‘Can’t teach, won’t teach,’ teachers now tell Uhuru

What you need to know:

  • The statement followed another meeting where Cotu Secretary-General Francis Atwoli said its 42 affiliates planned a nationwide strike in support of teachers but had been pushed to Tuesday, when it is hoped a court order stopping it would be lifted.
  • On Friday, President Kenyatta, who had remained quiet about the strike, now entering its third week tomorrow, said that the teachers’ salary increment was untenable.

“We can’t teach. We won’t teach.”

That was the candid response by teachers to President Uhuru Kenyatta’s Friday statement that there is no money to pay them.

Kenya National Union of Teachers leaders on Saturday claimed that the President Kenyatta’s declaration could throw the country into a state of anarchy.

Knut secretary-general Wilson Sossion and national chairman Mudzo Nzili described the President’s statement as “arrogant”. 

The statement followed another meeting where Cotu Secretary-General Francis Atwoli said its 42 affiliates planned a nationwide strike in support of teachers but had been pushed to Tuesday, when it is hoped a court order stopping it would be lifted. Cotu met all its affiliates at their headquarters in Nairobi.

This came as Kuppet Secretary-General Akello Misori said the President should allow institutions mandated to speak on the issue of teachers’ pay, including the courts, do their work.

Yesterday, Mr Sossion and Mr Nzili said that teachers who have been on strike for the past two weeks will respond with the same arrogance by refusing to go back to class.

“I will not call off the strike. And because the government has said it can’t pay; teachers are also saying they can’t teach,” said Mr Sossion.

They spoke at Kimugul Village in Kipkelion East Constituency during the burial of 84-year-old Wilson Kenduiywa, a former Paramount Chief.

Mr Sossion said that Knut executive council will today meet to give directions following the President’s remarks.
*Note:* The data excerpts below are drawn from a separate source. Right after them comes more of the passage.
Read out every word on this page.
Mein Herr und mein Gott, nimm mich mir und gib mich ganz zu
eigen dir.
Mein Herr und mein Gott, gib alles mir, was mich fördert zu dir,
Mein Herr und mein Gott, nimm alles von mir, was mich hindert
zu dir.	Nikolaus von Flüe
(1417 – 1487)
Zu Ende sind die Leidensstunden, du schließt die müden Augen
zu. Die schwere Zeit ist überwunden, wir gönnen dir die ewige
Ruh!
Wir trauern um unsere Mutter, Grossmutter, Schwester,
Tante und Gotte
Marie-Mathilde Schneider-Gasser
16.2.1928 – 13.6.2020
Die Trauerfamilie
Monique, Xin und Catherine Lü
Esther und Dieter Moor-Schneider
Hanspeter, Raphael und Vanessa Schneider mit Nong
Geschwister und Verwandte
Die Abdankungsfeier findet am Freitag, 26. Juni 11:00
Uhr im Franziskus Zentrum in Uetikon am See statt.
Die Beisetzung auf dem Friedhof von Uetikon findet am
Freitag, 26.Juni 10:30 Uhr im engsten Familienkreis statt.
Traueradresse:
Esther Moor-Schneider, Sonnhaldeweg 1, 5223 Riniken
“We will not allow the government to stand in the way of a pay rise,” he said.

On Friday, President Kenyatta, who had remained quiet about the strike, now entering its third week tomorrow, said that the teachers’ salary increment was untenable.

Mr Kenyatta said the quest for pay increase is not only unsustainable but is bound to cause imbalances in the civil service wages and spark fresh demands by other workers.

“Over 50 per cent of what government collects now goes to paying salaries and, with the new demands, we will be at over 60 per cent. What is going to be left for development?

“We have to start looking at some of these demands against the economic reality. To pay more, we must be able to make more first,” Mr Kenyatta told journalists at State House.

Speaking at the Kipkelion funeral, Mr Nzili said that since the President’s election results were validated by the Supreme Court, it will be unfair for him not to obey the same court with regard to teachers’ salaries.

Mr Atwoli accused the President of failing to call a meeting of workers’ unions when he landed in the country on Friday morning, and accused him of being insensitive to workers’ demands.

Meanwhile, ODM has said President Uhuru Kenyatta should resign for blatantly disobeying a court order on teachers’ pay.

Secretary-General Ababu Namwamba said the President had no option but to obey the Supreme Court order.

Mr Namwamba said the President was himself a product of the same court which in 2013 declared his election valid.

He said that to solve the impasse, the government must put on hold its ambitious laptops project and spend Sh17 billion lying idle for three years to pay teachers.

Cord leader Raila Odinga asked President Kenyatta to divert funds meant for what he said were fictitious National Youth Service projects to pay teachers.